Re: [ZODB] Sqlite checkpoint issue

144 views
Skip to first unread message

Jason Madden

unread,
Jun 30, 2020, 4:15:50 PM6/30/20
to Venugopal Thotakura, zodb
As luck would have it, I've been looking into this very issue over the past few days and can offer some insight.

> On Jun 30, 2020, at 02:13, Venugopal Thotakura <tvg...@gmail.com> wrote:
>
> Hi,
>
> We are using sqlite storage engine, we are facing issues with checkpointing (WAL size going into GB.. It looks like by default checkpointing is disabled, so we enabled auto checkpointing..

Auto-checkpoints should be enabled by default, unless your copy of sqlite was compiled in a strange way. RelStorage does not disable auto-checkpoints, but it will log what the default value is when a connection is opened (it's usually 1000):

DEBUG:relstorage.adapters.sqlite.drivers:Connection: <Connection at 0x113348c30 to '...' in_transaction=False>.
Using sqlite3 version: 3.32.3.
Default connection settings: {... 'wal_autocheckpoint': 1000,...}
Changing connection settings: {'synchronous': 2, 'cache_spill': 483, 'foreign_keys': 0}.
Desired connection settings: {'synchronous': 1, 'cache_spill': 0, 'foreign_keys': 1}.
Unapplied connection settings: {}.


> <pragmas>
> wal_autocheckpoint 100
> wal_checkpoint FULL
> </pragmas>

(The `wal_checkpoint` pragma is a one-time operation, not a persistent setting that applies to auto-checkpoints.
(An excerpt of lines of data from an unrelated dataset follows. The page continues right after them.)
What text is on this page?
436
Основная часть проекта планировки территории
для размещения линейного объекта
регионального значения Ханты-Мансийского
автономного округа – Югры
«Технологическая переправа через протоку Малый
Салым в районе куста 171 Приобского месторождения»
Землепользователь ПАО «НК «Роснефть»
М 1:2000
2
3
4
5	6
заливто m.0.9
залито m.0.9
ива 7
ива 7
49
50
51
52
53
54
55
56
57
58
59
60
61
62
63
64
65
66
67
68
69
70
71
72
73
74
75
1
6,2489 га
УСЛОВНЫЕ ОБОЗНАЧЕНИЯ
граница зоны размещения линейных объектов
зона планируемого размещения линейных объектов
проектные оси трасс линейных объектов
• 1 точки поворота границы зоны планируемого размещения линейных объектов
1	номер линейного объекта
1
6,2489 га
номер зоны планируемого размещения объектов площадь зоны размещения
The pragmas are executed when a connection is opened, so that last line will cause each new connection to run a checkpoint. The function-call syntax needed to actually pass `FULL`, e.g., `PRAGMA wal_checkpoint(FULL)`, is not supported for the pragmas executed at connection open, though, so the default value of `PASSIVE` gets used instead. That's probably lucky, because a FULL checkpoint is a blocking operation and might never successfully complete...)

>
> Now, It looks like its trying to do checkpointing, however due to the connections arleady open, it couldn't do that..

Auto-checkpoints are always PASSIVE checkpoints (and never block). PASSIVE checkpoints will mark the space in the WAL file that's available for re-use, but if there are open *transactions* viewing the database as-of some time in the past, that part of the WAL won't be available for re-use. Depending on the workload, those transactions could be using data at the end of the WAL, in which case new uses of the WAL will have to grow the file.

The problem is open transactions, not necessarily open connections.

How do you know if there's an open transaction, and what can you do about controlling them?

> So to give overview of our architecture..
>
> We connect to db from multiple processes
> - 2 read process (async read with our async connection pool to limit the connections)
> - 1 write process (async write)
>
>
> Here is our async pool.. we prefork the connections (we are seeing sometimes db.open is taking longer time to create connections, so we are doing prefork) and use them.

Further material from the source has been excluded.